A connector is defined by specifying a Connector class and configuration options to control what data is copied and how to format it.
- Each Connector instance is responsible for defining and updating a set of Tasks that actually copy the data.
- Kafka Connect manages the Tasks; the Connector is only responsible for generating the set of Tasks and indicating to the framework when they need to be updated.
- Source and Sink Connectors/Tasks are distinguished in the API to ensure the simplest possible API for both.
- Source - Source tasks ingest data from data storage systems and stream the data to MapR Streams or Apache Kafka.
- Sink - Sink tasks stream data from MapR Streams or Apache Kafka to other storage systems.
- JDBC Source Connector
The Kafka JDBC connector is a source type connector used to stream data from relational databases into MapR Streams or Apache Kafka topics. Kafka Connect for MapR Streams supports integration with Hive 1.2.
- HDFS Sink Connector.
The Kafka HDFS connector is a sink type connector used to stream data from MapR Streams or Apache Kafka topics to MapR-FS. By default, the resulting data is produced to MapR-FS in Avro format. In addition, Parquet files can be written to MapR-FS.

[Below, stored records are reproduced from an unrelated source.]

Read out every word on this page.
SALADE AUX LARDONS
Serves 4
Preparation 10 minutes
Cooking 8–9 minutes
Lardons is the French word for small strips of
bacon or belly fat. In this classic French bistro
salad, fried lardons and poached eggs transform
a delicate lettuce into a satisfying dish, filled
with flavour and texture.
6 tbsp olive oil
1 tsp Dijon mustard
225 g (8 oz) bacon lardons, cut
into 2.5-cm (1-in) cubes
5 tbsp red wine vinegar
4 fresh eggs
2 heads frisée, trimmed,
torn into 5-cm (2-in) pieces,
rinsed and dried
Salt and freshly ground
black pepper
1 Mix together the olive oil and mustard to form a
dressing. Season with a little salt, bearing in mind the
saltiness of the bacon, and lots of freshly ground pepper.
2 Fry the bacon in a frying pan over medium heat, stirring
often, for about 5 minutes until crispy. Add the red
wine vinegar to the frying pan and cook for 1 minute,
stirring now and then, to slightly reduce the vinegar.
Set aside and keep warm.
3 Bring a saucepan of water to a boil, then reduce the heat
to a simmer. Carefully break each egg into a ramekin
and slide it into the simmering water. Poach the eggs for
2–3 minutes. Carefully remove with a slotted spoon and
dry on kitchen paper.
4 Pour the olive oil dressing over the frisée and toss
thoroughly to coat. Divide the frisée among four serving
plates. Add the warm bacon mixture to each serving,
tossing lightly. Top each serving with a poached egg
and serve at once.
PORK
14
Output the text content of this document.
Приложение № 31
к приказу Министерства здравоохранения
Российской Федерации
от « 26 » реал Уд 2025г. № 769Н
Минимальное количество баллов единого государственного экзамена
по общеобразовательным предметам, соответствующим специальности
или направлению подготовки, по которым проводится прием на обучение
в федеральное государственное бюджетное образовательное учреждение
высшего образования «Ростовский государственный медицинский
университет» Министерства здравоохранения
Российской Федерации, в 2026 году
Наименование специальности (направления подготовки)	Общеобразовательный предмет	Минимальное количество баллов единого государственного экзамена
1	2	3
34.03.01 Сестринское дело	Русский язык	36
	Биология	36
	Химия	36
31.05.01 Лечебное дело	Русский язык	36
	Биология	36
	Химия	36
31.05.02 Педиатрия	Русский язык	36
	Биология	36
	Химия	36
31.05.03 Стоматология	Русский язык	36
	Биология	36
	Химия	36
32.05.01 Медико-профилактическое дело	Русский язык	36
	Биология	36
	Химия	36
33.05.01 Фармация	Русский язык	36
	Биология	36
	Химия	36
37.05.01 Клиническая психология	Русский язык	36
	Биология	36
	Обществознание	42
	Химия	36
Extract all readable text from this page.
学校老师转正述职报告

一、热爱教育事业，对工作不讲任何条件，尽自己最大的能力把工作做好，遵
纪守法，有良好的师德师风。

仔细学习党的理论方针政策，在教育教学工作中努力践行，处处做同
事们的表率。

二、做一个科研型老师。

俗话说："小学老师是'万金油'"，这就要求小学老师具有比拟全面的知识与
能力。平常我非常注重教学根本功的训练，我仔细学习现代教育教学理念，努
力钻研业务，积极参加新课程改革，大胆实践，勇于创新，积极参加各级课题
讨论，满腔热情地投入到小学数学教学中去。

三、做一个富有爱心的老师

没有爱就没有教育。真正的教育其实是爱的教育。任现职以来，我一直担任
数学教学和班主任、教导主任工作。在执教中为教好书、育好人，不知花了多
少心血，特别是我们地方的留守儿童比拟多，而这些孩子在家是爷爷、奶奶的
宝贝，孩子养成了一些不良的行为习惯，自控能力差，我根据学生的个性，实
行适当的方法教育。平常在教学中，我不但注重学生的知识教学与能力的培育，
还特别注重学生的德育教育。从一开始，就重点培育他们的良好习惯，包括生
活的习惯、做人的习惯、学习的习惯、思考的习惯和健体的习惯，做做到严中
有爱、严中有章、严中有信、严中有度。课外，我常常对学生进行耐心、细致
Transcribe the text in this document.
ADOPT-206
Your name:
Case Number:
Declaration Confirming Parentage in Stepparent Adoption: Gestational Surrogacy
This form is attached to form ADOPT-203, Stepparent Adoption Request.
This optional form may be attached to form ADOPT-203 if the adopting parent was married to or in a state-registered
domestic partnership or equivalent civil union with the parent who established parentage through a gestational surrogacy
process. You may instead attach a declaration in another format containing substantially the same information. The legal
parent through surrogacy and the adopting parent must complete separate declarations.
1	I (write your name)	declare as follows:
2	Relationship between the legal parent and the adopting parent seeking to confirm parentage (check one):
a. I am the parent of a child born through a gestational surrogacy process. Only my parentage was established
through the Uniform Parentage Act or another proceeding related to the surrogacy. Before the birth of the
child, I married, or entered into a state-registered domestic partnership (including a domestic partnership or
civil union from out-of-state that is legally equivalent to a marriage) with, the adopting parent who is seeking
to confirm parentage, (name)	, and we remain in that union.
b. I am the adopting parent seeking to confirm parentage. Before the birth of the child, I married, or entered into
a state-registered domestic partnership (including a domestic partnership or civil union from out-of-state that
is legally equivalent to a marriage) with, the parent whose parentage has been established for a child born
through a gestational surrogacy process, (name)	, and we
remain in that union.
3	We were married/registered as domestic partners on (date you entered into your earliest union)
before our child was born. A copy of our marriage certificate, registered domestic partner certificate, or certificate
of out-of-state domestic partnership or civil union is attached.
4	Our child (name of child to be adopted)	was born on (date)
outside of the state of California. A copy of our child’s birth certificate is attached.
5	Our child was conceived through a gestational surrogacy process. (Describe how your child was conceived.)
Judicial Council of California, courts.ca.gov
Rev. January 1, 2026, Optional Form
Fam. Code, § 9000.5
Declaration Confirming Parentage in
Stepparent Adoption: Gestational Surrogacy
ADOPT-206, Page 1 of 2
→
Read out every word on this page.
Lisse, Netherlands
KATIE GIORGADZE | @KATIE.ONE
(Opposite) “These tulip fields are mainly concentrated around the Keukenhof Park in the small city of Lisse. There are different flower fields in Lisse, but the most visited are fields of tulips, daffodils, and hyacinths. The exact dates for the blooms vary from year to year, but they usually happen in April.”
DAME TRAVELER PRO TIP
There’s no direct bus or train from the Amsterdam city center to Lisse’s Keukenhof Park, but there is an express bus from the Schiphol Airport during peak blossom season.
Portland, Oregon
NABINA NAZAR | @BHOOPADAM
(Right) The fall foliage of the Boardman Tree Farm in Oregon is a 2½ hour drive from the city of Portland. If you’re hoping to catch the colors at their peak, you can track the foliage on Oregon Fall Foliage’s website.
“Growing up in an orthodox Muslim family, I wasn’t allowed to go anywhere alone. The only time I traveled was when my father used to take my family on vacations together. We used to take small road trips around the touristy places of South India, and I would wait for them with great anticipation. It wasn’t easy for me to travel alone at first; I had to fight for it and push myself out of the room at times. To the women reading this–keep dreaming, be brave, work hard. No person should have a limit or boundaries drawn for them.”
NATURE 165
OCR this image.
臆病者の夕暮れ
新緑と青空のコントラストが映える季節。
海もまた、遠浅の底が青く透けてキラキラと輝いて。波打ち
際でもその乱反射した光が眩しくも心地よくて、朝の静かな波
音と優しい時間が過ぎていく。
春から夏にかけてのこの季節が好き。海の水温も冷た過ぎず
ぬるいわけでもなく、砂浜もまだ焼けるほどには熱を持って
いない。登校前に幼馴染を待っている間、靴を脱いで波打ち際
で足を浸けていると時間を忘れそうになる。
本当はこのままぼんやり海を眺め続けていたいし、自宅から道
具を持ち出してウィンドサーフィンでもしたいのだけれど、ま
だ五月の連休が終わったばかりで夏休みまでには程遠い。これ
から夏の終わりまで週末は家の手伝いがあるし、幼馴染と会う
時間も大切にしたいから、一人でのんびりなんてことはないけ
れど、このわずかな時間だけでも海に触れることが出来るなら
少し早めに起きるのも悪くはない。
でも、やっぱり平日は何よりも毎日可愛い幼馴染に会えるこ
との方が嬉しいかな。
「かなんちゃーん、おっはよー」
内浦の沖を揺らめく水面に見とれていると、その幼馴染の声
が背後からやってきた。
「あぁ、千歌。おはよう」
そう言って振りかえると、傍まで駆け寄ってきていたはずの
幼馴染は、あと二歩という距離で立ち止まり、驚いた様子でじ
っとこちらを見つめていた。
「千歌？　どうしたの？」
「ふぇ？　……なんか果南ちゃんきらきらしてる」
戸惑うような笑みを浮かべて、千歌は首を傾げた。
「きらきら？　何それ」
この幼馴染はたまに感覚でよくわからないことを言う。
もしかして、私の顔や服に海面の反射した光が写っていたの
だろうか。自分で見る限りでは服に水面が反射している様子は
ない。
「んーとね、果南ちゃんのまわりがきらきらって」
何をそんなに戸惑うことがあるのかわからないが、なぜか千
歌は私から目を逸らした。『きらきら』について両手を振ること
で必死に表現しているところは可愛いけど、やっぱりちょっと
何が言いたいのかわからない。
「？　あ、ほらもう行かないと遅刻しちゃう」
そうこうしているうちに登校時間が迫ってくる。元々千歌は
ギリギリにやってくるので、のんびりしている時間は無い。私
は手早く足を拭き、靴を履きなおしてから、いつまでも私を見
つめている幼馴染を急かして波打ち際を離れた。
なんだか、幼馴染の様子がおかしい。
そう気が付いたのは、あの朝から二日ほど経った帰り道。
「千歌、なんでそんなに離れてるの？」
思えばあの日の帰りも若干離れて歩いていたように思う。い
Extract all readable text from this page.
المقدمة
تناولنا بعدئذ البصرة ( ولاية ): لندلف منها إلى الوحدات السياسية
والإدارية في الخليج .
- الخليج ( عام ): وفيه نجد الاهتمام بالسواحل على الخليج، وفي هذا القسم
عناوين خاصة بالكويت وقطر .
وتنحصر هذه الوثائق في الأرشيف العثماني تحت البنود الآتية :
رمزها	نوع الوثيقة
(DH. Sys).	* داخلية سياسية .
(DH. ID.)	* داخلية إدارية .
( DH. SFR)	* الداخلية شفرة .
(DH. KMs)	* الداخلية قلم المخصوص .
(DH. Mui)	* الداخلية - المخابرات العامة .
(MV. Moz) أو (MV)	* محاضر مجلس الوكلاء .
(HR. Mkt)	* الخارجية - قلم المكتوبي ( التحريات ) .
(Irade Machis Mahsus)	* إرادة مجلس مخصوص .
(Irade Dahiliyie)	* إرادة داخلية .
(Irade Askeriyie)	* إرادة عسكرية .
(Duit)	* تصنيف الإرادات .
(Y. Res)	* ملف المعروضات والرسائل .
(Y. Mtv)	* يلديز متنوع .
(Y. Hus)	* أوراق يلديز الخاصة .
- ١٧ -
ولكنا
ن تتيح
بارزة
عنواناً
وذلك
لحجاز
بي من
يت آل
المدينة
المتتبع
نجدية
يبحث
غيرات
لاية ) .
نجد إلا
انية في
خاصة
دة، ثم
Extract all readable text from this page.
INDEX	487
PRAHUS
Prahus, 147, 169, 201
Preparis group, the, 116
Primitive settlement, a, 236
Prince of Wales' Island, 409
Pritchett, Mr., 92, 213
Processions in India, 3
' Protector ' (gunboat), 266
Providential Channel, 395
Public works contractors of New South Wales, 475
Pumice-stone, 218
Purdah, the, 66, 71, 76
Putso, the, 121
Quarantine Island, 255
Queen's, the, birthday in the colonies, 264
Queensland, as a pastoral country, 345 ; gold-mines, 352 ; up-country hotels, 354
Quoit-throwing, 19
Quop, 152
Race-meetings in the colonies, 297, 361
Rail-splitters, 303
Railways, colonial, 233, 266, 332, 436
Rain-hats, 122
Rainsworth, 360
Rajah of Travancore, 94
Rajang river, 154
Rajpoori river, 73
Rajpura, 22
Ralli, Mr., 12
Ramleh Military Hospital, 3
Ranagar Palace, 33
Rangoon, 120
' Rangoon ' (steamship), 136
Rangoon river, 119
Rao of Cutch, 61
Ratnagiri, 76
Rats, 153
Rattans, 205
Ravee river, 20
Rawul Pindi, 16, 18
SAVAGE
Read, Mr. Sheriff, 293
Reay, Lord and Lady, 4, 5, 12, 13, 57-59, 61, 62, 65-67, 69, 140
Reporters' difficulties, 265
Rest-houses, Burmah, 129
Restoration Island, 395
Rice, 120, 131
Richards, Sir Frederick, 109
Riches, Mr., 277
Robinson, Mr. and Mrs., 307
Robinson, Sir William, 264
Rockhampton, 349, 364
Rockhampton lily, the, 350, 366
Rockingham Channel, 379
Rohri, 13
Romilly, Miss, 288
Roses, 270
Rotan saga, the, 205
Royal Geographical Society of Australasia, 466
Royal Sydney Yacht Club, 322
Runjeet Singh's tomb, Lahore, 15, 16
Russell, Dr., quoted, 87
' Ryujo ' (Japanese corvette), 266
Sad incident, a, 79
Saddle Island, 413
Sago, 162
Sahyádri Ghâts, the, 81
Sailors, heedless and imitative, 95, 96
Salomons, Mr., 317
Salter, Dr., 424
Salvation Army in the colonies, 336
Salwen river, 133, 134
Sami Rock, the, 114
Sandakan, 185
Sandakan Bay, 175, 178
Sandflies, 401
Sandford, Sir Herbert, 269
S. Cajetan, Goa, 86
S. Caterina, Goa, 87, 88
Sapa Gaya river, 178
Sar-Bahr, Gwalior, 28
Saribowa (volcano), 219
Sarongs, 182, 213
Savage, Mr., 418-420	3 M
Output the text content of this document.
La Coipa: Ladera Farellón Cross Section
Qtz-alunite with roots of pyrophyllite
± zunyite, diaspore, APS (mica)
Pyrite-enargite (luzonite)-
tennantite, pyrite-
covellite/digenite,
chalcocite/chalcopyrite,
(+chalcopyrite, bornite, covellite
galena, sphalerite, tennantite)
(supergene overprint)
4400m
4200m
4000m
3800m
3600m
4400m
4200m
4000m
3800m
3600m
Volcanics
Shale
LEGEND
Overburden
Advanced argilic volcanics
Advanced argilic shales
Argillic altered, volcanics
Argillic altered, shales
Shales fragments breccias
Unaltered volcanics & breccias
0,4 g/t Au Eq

A Kafka Connect for MapR Streams cluster consists of a set of Worker processes that are containers that execute Connectors and Tasks. A worker is a JVM process with a REST API that is able to execute streaming tasks.
- Workers automatically coordinate with each other to distribute work and provide scalability and fault tolerance.
- The Workers distribute work among any available processes, but are not responsible for management of the processes;
- Any process management strategy can be used for Workers. For example, cluster management tools like YARN or Mesos, configuration management tools like Chef or Puppet, or direct management of process lifecycles.
Connectors copy streams of messages from a partitioned input stream to a partitioned output stream, where at least one of the input or output is always Kafka.
- Each of these streams is an ordered set messages where each message has an associated offset.
- The format and semantics of these offsets are defined by the Connector to support integration with a wide variety of systems; however, to achieve certain delivery semantics in the face of faults requires that offsets are unique within a stream and streams can seek to arbitrary offsets.
- Message contents are represented by Connectors in a serialization-agnostic format.
- Pluggable Converters are available for storing this data in a variety of serialization formats.
- Schemas are built-in, allowing important metadata about the format of messages to be propagated through complex data pipelines. However, schema-free data can also be use when a schema is simply unavailable.